I'm studying on the book "Cohen-Macaulay rings" of Bruns-Herzog
(Here's a link and an image of the page in question for those unable to use Google Books.)
At page 17 it talks about minimal free resolution, but it doesn't give a proper definition (or I'm misunderstanding the one it gives), could you give me a definition?
And if $(R,\mathfrak{m},k)$ is a Noetherian local ring, $M$ a finite $R$-module and
$F.:\cdots\rightarrow F_n\rightarrow F_{n-1}\rightarrow\cdots\rightarrow F_1\rightarrow F_0\rightarrow 0$
a finite free resolution of $M$. The it is minimal if and only if $\varphi_i(F_i)\subset\mathfrak{m}F_{i-1}$ for all $i\geq1$. Why?
Best Answer
This answer is a slight reformulation of jspecter's; perhaps it will help.
A minimal free resolution is one in which each free module has the minimal number of generators. (Hence the name.)
Here is how you make it:
Start with $M$, f.g. over $R$. Its minimal number of generators is $\dim M/\mathfrak m M$. So we can take a free module $F_0$ with this number of generators and a surjection $F_0 \to M$ (but we can't do this with any free module of smaller rank).
If this map is an isomorphism, we're done.
Otherwise, note that since $F_0/\mathfrak m F_0 \to M/\mathfrak m M$ is a surjection between $R/\mathfrak m$-vector spaces of the same dimension, it is an isomorphism, and so the kernel of the surjection $F_0 \to M$ is contained in $\mathfrak m F_0$. Now apply the same process that we used to construct $F_0 \to M$ to this kernel, to obtain a map of free modules $F_1 \to F_0$ whose cokernel is $M$, now with both $F_0$ and $F_1$ being free on the minimal possible number of generators.
The same argument as above will show that the kernel of $F_1 \to F_0$ is contained in $\mathfrak m F_1$.
We now continue inductively, and so produce a minimal free resolution of $M$.
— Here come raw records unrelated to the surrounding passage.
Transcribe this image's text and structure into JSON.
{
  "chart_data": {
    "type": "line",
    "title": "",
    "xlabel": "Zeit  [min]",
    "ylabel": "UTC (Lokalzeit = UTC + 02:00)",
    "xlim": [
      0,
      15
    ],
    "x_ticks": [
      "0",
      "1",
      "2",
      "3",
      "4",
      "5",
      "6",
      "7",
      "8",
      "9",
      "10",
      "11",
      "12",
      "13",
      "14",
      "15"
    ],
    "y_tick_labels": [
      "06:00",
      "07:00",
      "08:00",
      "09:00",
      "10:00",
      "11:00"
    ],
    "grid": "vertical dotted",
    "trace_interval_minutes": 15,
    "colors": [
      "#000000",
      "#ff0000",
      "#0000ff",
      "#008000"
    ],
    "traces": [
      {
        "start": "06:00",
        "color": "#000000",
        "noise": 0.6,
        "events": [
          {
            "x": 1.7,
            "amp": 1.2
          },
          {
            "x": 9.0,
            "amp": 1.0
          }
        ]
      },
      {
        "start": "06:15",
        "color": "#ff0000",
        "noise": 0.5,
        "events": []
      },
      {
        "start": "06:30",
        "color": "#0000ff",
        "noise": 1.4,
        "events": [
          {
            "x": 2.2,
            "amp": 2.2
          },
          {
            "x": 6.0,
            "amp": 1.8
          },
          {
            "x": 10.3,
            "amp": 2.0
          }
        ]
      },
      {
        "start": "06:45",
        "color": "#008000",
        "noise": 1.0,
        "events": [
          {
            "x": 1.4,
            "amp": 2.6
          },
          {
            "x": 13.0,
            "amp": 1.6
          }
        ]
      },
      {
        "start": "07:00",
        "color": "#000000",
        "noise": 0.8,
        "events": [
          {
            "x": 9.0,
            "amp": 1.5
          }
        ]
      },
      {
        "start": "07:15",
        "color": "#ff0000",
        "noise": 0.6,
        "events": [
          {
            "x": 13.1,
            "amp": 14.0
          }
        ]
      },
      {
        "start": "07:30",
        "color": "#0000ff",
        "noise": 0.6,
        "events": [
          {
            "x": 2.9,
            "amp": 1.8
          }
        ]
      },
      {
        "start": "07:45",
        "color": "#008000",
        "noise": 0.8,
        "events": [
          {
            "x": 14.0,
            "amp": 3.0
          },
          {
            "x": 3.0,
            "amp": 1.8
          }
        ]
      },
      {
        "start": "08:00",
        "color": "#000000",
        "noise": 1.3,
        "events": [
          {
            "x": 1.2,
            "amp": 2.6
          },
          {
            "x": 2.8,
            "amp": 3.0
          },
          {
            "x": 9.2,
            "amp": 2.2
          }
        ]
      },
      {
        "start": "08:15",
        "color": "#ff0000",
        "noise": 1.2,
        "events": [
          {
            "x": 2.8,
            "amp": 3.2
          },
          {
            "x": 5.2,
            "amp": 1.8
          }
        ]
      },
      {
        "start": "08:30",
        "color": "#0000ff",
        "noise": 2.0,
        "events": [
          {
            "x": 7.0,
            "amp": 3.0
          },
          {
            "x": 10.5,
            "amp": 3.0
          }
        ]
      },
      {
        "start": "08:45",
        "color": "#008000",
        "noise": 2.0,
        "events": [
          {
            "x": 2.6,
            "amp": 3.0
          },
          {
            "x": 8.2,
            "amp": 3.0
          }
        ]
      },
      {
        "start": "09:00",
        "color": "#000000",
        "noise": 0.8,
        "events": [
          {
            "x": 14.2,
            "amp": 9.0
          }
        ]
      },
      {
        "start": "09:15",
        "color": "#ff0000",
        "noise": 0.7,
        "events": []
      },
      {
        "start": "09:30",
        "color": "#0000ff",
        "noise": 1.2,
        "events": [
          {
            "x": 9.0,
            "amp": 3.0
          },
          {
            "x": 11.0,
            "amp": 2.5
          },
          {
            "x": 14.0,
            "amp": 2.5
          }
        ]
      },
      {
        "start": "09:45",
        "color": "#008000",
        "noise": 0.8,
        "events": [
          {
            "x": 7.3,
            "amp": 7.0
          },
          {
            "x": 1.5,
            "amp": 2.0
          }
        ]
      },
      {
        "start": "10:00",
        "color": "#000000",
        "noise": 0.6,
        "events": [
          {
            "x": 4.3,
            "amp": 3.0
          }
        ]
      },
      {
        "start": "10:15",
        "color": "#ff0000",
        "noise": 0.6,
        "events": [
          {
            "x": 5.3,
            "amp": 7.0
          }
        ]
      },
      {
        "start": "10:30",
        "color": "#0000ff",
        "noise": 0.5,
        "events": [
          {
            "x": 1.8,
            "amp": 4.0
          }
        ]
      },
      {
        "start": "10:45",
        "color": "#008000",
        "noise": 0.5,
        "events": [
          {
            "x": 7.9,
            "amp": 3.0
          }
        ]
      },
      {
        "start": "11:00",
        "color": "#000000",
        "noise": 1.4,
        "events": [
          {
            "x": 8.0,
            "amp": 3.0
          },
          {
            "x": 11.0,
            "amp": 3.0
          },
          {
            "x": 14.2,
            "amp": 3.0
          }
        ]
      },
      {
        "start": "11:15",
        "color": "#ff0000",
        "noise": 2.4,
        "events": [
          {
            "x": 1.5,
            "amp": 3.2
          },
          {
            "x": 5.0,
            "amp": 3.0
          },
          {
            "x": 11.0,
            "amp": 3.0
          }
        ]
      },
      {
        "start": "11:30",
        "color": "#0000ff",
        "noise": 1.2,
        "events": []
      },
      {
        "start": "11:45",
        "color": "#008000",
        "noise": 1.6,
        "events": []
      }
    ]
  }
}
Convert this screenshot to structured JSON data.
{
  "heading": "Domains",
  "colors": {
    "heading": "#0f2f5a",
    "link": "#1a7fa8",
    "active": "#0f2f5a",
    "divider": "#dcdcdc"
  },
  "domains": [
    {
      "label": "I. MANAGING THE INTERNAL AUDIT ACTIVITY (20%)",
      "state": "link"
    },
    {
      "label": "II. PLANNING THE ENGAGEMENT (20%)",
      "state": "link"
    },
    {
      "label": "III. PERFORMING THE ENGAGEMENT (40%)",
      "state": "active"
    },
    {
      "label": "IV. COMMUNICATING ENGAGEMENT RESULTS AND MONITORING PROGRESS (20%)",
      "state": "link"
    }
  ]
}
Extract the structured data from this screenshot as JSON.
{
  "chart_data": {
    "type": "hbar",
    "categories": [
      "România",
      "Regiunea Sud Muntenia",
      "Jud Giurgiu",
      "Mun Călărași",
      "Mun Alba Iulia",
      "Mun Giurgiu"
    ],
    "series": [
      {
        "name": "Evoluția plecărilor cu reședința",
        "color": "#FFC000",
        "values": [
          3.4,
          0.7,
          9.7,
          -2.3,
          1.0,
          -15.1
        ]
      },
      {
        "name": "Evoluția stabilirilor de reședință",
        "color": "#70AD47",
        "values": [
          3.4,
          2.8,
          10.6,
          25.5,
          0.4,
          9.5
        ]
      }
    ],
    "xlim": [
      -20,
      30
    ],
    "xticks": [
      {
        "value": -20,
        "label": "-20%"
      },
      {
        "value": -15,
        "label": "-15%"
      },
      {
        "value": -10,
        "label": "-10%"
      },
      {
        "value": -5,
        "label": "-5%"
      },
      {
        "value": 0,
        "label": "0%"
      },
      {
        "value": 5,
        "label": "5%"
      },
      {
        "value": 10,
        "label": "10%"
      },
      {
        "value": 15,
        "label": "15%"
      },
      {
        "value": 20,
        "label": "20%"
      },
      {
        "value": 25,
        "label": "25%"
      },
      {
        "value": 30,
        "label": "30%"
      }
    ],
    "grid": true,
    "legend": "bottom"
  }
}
As a biproduct of the construction, we find that each map $F_i \to F_{i-1}$ has image lying in $\mathfrak m F_{i-1}$. Equivalently, each map $F_i\to F_{i-1}$ reduces to the zero map modulo $\mathfrak m$.
Now, as jspecter points out, there is a converse to the preceding remark: any free resolution with the property that $F_{i+1} \to F_{i}$ has image lying in $\mathfrak m F_{i}$ for every $i \geq 0$ (or equivalently, with the property that the maps $F_{i+1} \to F_{i}$ reduce to $0$ mod $\mathfrak m$ for $i \geq 0$) is a minimal free resolution, in the sense that the $i$th stage (for $i \geq 0$), the number of generators of $F_i$ is equal to the minimal number of generators of the kernel of the map $F_{i-1} \to F_{i-2}$. (Here we agree that $F_{-1} = M$ and that $F_{-2} = 0$.)
(In jspecter's answer, things are phrased in terms of of cokernels rather than kernels. But we are saying the same thing: since the $F_i$ form a complex, the cokernel of $F_i \to F_{i-1}$ is the same as the kernel of $F_{i-1} \to F_{i-2}$. I have given a formulation in terms of kernels just because I find it slightly more intuitive.)
As jspecter also says, in the book you are reading, the definition of minimal resolution is almost surely the one I give at the beginning of this answer. The book is then using the preceding remark and its converse to give the alternative characterization of minimal resolutions that you asked about.